Ok

En poursuivant votre navigation sur ce site, vous acceptez l'utilisation de cookies. Ces derniers assurent le bon fonctionnement de nos services. En savoir plus.

mardi, 21 mars 2006

Au Musée d’Ayala

    En rentrant d’accompagner mon fils à l’école maternelle, je songeais à deux choses très précises : la lettre Y ; les mots qui contiennent trois fois la voyelle A, et seulement elle. Quand je me trouvai face à notre maison, je constatai que la porte-fenêtre de la chambre à coucher, qui se trouve à l’étage, au-dessus du garage, était grande ouverte. Je l’avais ouverte pour aérer, avant de descendre préparer le petit déjeuner. Puis ma compagne est partie au lycée, j’ai habillé mon fils, fait la vaisselle – nous avons quitté la maison en devisant du Carnaval (qui a lieu cet après-midi dans son école) et j’ai oublié cette maudite porte-fenêtre, qui est restée ouverte à tous les vents et aux cambrioleurs pendant une bonne demi-heure. Je ne sais si c’est le signe que l’heure n’était pas propice aux larcins, que le quartier est sûr ou bien (hypothèse plus retorse) qu’une maison trop évidemment livrée désarçonne les éventuels cambrioleurs, mais toujours est-il que rien ne semble avoir disparu. Déjà, par le passé, j’ai dû remonter précipitamment à l’étage une fois dehors, afin de refermer cette même porte-fenêtre.

Cet incident m’interrompit dans mes songeries, rêveries autour des mots et des lettres, réflexions aussi autour des noms propres. Faut-il ajouter ici, quoique je n’y songeasse nullement il y a dix minutes en rentrant de l’école maternelle, que j’ai regardé avant-hier le film de Wim Wenders, Die scharlachrote Buchstabe, adaptation du roman de Nathaniel Hawthorne (The Scarlet Letter, bien sûr), dont l’héroïne se nomme, assez curieusement, Prynne avec un Y ? (Elle se prénomme, non moins curieusement, Hester, avec un déplacement du H. (Mais on ne voit pas tout cela à l’écran.
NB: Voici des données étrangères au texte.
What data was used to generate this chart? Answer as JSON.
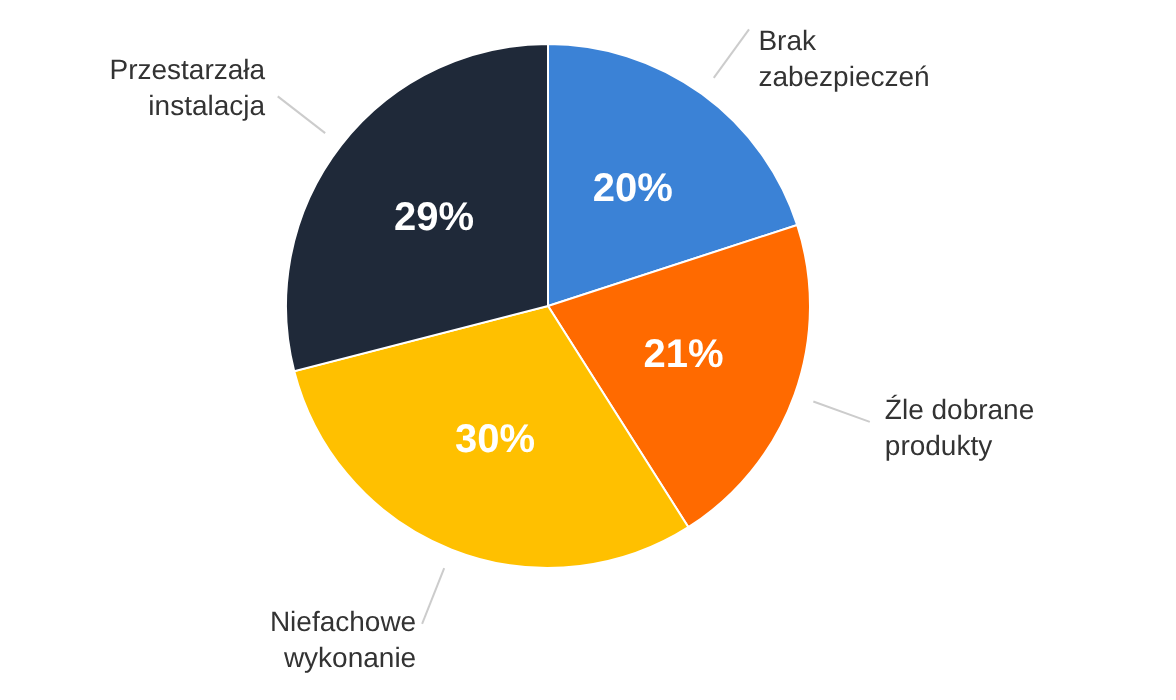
{
  "chart_data": {
    "type": "pie",
    "categories": [
      "Brak zabezpieczeń",
      "Źle dobrane produkty",
      "Niefachowe wykonanie",
      "Przestarzała instalacja"
    ],
    "values": [
      20,
      21,
      30,
      29
    ],
    "value_labels": [
      "20%",
      "21%",
      "30%",
      "29%"
    ],
    "colors": [
      "#3b82d6",
      "#ff6a00",
      "#ffc000",
      "#1f2939"
    ],
    "legend": false
  }
}
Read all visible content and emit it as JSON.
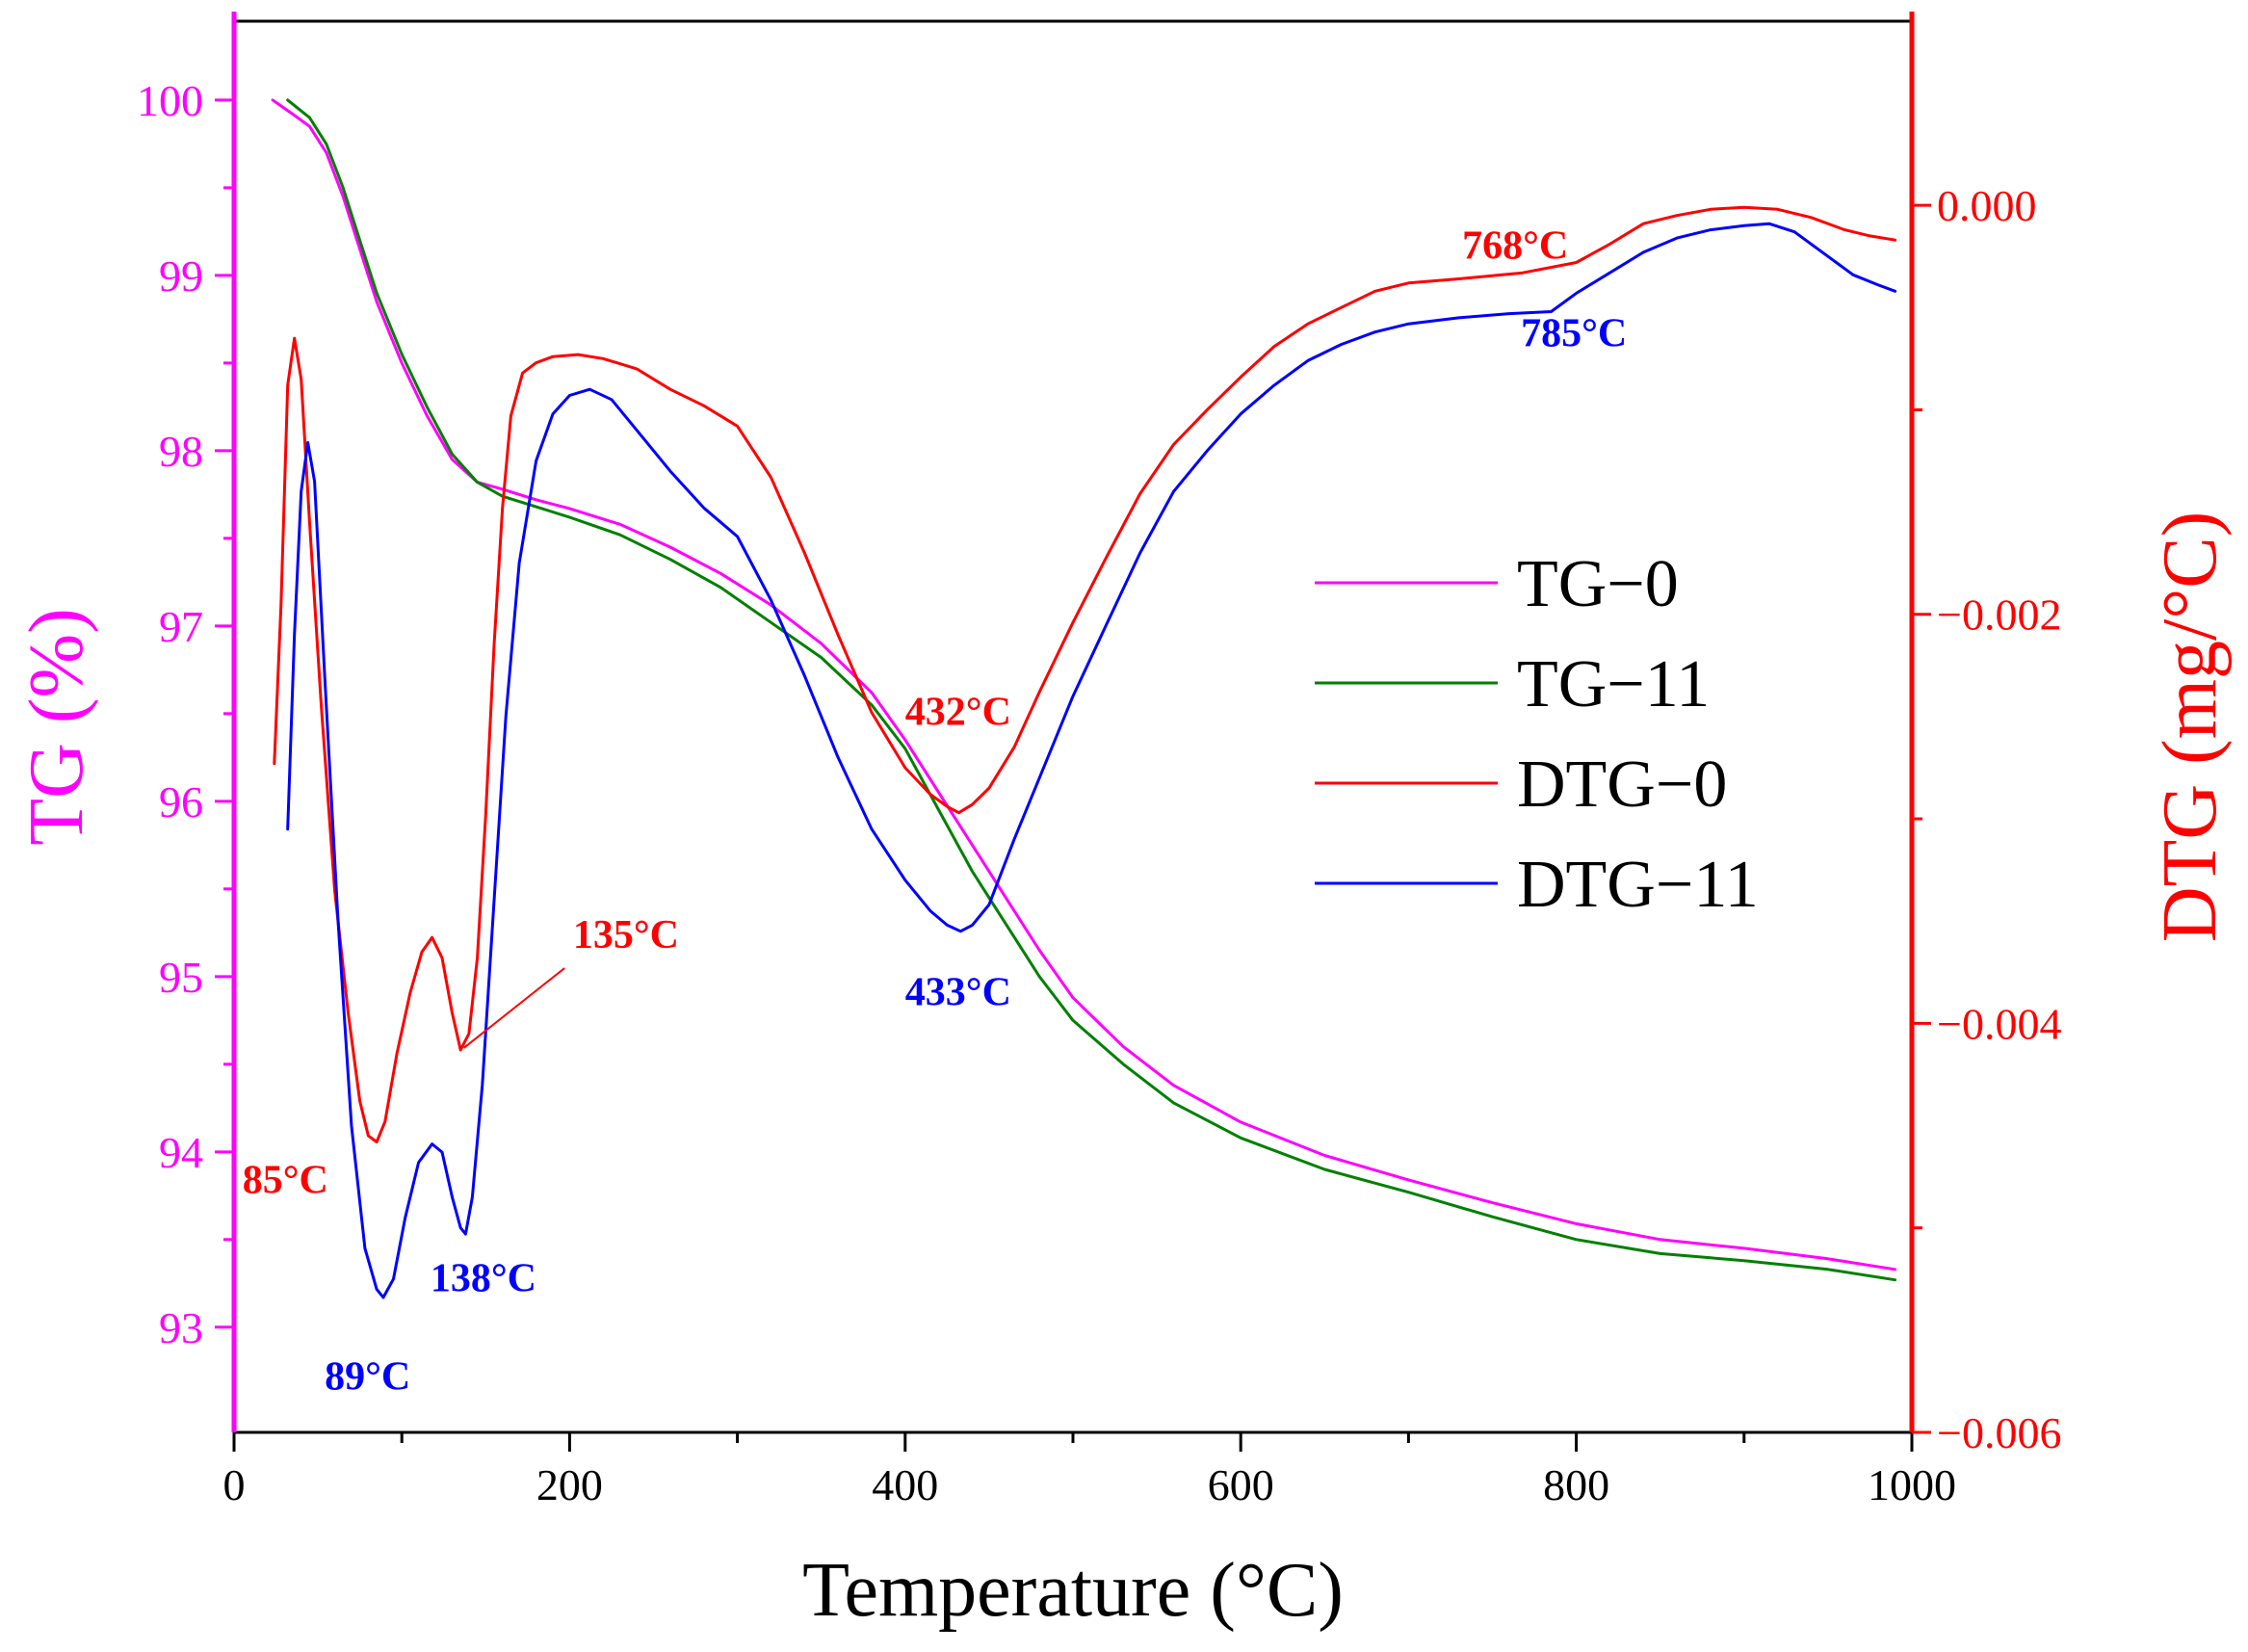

On peut connaître les noms pour avoir lu le livre, mais on ne voit dans le film, en fait de lettre, que le A. Pouvoir du cinémA.))

L’incident est clos, je pense. Mais il n’en demeure pas moins qu’il a interrompu le cours de mes pensées, de même que, comme l’écrit si bien Andrés Pasavento, le narrateur du dernier roman paru d’Enryque Vyla-Matas, « il faut se dire qu’une aspirine change une pensée, bien que personne ne sache pourquoi ». Je songeais donc aux mots qui contiennent trois fois la lettre A, et n’ont pas d’autre voyelle. J’y insiste, une fois encore : je ne pensais pas du tout au film de Wenders, ni au roman de Hawthorne. Il s’agissait plutôt d’une rêverie autour du mot Carnaval, puis autour du e muet de mascarade, du jeu de baccarat, des hasards d’un tel jeu, la baraka, etc. Mais cette rêverie était née d’une simple constatation, idiote sans doute : des quatre livres que je suis en train de lire (et dont l’un est interrompu sine die), un seul ne contient pas du tout la lettre Y dans son titre et le nom de l’auteur, d’où ma décision de n’orthographier – le temps de lire Docteur Pasavento ou d’en parler dans ces carnets – le nom de l’écrivain barcelonais que j’admire par-dessus tout Enryque Vyla-Matas, afin de résorber cette fâcheuse dissymétrie. J’ai interrompu il y a deux semaines ma lecture de Mason & Dixon de Thomas Pynchon (dont il est question dans Docteur Pasavento) ; j’ai commencé hier soir la lecture de Suburban Blues, le roman du jeune écrivain franco-camerounais* Yémy ; enfin, j’avais commencé hier matin la lecture de Dynamo de Tariq Goddard. J’ajoute que, pour écrire ce billet, j’écoute les actes IV et V d’Atys, opéra de Lully. Il manquait donc un Y, au bas mot, au glorieux Barcelonais.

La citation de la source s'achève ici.